There's one of those huge round rafts that get dragged by a speedboat. Joanna really wants to go on one. I don't really care. I decide for $20 it's worth it, but $30 it's not. And we didn't have a a ton of cash on us. At some point, the guys come towards shore, and I send Joanna over to talk to them. She has the tits in our relationship; I figure it's gotta work for something. She screams back at me $25, and she successfully negotiates them down to $20.
Tits. Works every time.
His name is Derrick, and we tell him to come find us after we've eaten. He makes us promise we're not going anywhere.
We sit down at jujus and she tells us to order at the bar; make sure there's something we'd want to eat. I said "why wouldn't we want to eat something here?" And she gave me a strange look. We ordered some fish (they call it dolphin but it's not) and fries at the bar, and the woman who took our order really seemed none too pleased with us, or none too pleased with working. She even demanded we pay first, because lots of people run off without paying.
It was like that Denny's scandal, with the races revered. It didn't bother us... They must have had some bad experiences with people not paying. And the fish was delicious, so in the end that was all that mattered.

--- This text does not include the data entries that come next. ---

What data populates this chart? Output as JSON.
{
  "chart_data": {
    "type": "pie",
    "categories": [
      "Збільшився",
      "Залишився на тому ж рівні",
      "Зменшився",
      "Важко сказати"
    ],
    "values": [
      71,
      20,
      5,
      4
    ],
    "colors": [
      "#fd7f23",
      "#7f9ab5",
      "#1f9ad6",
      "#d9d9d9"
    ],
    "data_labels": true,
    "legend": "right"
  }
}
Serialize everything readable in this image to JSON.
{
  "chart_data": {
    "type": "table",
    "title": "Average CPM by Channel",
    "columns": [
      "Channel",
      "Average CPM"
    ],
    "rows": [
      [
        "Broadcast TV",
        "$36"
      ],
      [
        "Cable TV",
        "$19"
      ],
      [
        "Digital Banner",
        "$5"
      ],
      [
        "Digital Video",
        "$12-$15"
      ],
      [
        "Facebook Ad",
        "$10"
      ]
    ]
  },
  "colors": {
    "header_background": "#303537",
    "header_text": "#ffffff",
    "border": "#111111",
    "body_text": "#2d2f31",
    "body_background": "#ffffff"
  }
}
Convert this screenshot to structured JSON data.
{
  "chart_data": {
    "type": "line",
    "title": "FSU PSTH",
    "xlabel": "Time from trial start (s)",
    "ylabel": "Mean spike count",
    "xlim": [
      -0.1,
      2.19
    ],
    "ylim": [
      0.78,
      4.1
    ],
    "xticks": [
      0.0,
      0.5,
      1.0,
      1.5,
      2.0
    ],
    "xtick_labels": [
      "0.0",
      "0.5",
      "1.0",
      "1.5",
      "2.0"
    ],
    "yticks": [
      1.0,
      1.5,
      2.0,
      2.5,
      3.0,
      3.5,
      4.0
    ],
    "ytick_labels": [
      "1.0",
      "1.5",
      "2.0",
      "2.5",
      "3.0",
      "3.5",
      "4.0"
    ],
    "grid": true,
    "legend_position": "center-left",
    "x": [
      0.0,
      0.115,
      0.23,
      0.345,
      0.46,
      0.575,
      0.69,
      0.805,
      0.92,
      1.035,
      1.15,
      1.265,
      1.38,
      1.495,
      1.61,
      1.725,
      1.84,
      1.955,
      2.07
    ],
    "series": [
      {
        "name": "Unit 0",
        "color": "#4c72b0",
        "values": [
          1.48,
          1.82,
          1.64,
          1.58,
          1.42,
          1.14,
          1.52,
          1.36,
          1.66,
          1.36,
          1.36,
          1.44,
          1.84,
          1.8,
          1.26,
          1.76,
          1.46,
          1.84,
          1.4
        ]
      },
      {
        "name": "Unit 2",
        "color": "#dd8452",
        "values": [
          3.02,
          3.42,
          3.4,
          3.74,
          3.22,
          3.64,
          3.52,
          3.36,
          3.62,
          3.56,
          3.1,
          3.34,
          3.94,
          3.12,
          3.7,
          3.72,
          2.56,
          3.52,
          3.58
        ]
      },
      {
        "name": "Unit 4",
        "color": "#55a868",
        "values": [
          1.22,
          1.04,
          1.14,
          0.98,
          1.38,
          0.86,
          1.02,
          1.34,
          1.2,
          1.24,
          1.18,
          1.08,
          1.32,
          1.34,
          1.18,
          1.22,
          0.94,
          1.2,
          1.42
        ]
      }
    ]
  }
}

Derrick come back and sits on our chair and talks to us. He is so lovely. It starts to rain and he tells us we should wait it out, so we hang out with him for a while and he takes us out. We ask what the deal is with the British people. Evidently they are really uptight until they get drunk. And the family of the boy I fucked with is super rich... Mom is wearing a diamond tennis bracelet on the beach.
If you ever have an opportunity to ride on one of these things... It is way more fun than it has any right to be. You're attached by a string to a speed boat, you're grabbing on to the handles for dear life, while they drag you behind them and across the wake of the boat. When it's over, we're hysterical, and I say to Derrick and his partner Jamal, "man, you really know how to make a girl scream!"
They liked that. Maybe a little too much. Bajans men, we've found, are very complimentary and friendly, but when they find out you're not available, they immediately back off. "Does your man know how lucky he is?" Is a very nice thing to hear, even if I already known the answer is "yes." If you ever want a boost of confidence, Barbados is the place to go.
We go back home, and Davette has her friend Malcolm cook us some dinner. They keep asking us when we're going to go out, into town, but when you've got someone cooking for you, and the rum punch is flowing, and the company is so good, what's the point?
Trouble is, Davette is the best part of this trip. We don't want to leave her!